The leaders of this stimulating forum intended to provoke discussion about how multiple dike injections may assemble plutons, analogous to multiple injections of basalt form mid-ocean ridges. Ideally, we would have visited the McDoogle pluton southwest at the beginning of the trip, where the published evidence is quite strong in support of the process. Regrettably, that visit, as well as a sequential approach to the hypothesis, was logistically precluded by inaccessibility, limits of time, and convenient order of march.

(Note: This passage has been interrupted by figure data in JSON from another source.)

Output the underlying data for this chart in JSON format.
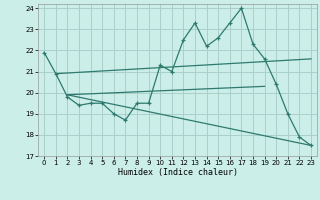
{
  "xlabel": "Humidex (Indice chaleur)",
  "xlim": [
    -0.5,
    23.5
  ],
  "ylim": [
    17,
    24.2
  ],
  "yticks": [
    17,
    18,
    19,
    20,
    21,
    22,
    23,
    24
  ],
  "xticks": [
    0,
    1,
    2,
    3,
    4,
    5,
    6,
    7,
    8,
    9,
    10,
    11,
    12,
    13,
    14,
    15,
    16,
    17,
    18,
    19,
    20,
    21,
    22,
    23
  ],
  "bg_color": "#cceee8",
  "line_color": "#2d7a6e",
  "grid_color": "#aacfca",
  "series_main": {
    "x": [
      0,
      1,
      2,
      3,
      4,
      5,
      6,
      7,
      8,
      9,
      10,
      11,
      12,
      13,
      14,
      15,
      16,
      17,
      18,
      19,
      20,
      21,
      22,
      23
    ],
    "y": [
      21.9,
      20.9,
      19.8,
      19.4,
      19.5,
      19.5,
      19.0,
      18.7,
      19.5,
      19.5,
      21.3,
      21.0,
      22.5,
      23.3,
      22.2,
      22.6,
      23.3,
      24.0,
      22.3,
      21.6,
      20.4,
      19.0,
      17.9,
      17.5
    ]
  },
  "series_upper": {
    "x": [
      1,
      23
    ],
    "y": [
      20.9,
      21.6
    ]
  },
  "series_mid": {
    "x": [
      2,
      19
    ],
    "y": [
      19.9,
      20.3
    ]
  },
  "series_lower": {
    "x": [
      2,
      23
    ],
    "y": [
      19.9,
      17.5
    ]
  }
}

With those caveats, we began the trip in one of the largest plutonic complexes in the Sierra Nevada, the Tuolumne intrusive suite (TIS) in Yosemite National Park, with the most cryptic field relations of all observed during the forum. Most of the participants came away with a good understanding of the ages and field relations among the larger units of the TIS, but I believe few of us were able to accept the multiple dike hypothesis to account for assembly of the entire TIS from the observed field relations in the May Lake area.


The Lamarck granodiorite about 75 km southeast of Yosemite is at the northeast end of the McDoogle pluton and, presumably, the two plutons may have had some common basis of assembly. Although we spent two days in the Lamarck pluton, I didn’t hear anyone saying that they bought the multiple injection hypothesis based on anything they saw there. I believe most all of us are reserving judgment about how widespread the multiple dike process is for assembling plutons, until we can search our own plutons for features alleged to be characteristic of the process.


The final day of the field forum was spent in discussion sessions about what information is necessary to advance the understanding of pluton assembly and emplacement. The conclusions were the most disappointing part of the forum, as interesting and informative as the discussions were, because nothing really new materialized. To the same old calls for more chemistry and geochronology – both very necessary and desirable – were nebulous calls for increased three-dimensional understanding through geophysics, and for looking at the larger scales of rock textures on the scale of kitchen countertops. Some participants thought numerical modeling would somehow yield deeper insights, but others were dubious, believing that granitic plutons are in the field, not inside computers.


In my own experience, not all plutons can be explained by incremental dike injections, and not all can be explained by diapirism. I have mapped plutons that most certainly were fed by a main feeder dike; I have mapped plutons that just as certainly intruded as diapirs. I believe, like H. H. Read said 60 years ago, that there are “granites and granites”. I think the key to understanding their genesis, assembly, and emplacement depends on crustal depth of their exposure. Thus, a granitic pluton exposed at a shallow level of the crust will manifest itself differently than one eroded to mid-crustal or deep crustal depths. J. J. Sederholm found this to be true over 80 years ago when he made a traverse across Scandinavia from deep crust exposures in Finland, across the mid-crust in Sweden, to the (relatively) shallow crust in Norway. Based on his interpretation of the transitions Sederholm saw, Eugene Wegmann wrote a classic paper about diapirism (Über Diapirismus), which is generally neglected by students today, because it is not in English or downloadable off the web. I commend it to your attention, even though it was written 75 years ago, and I'll send you a translation if you can’t read it in German.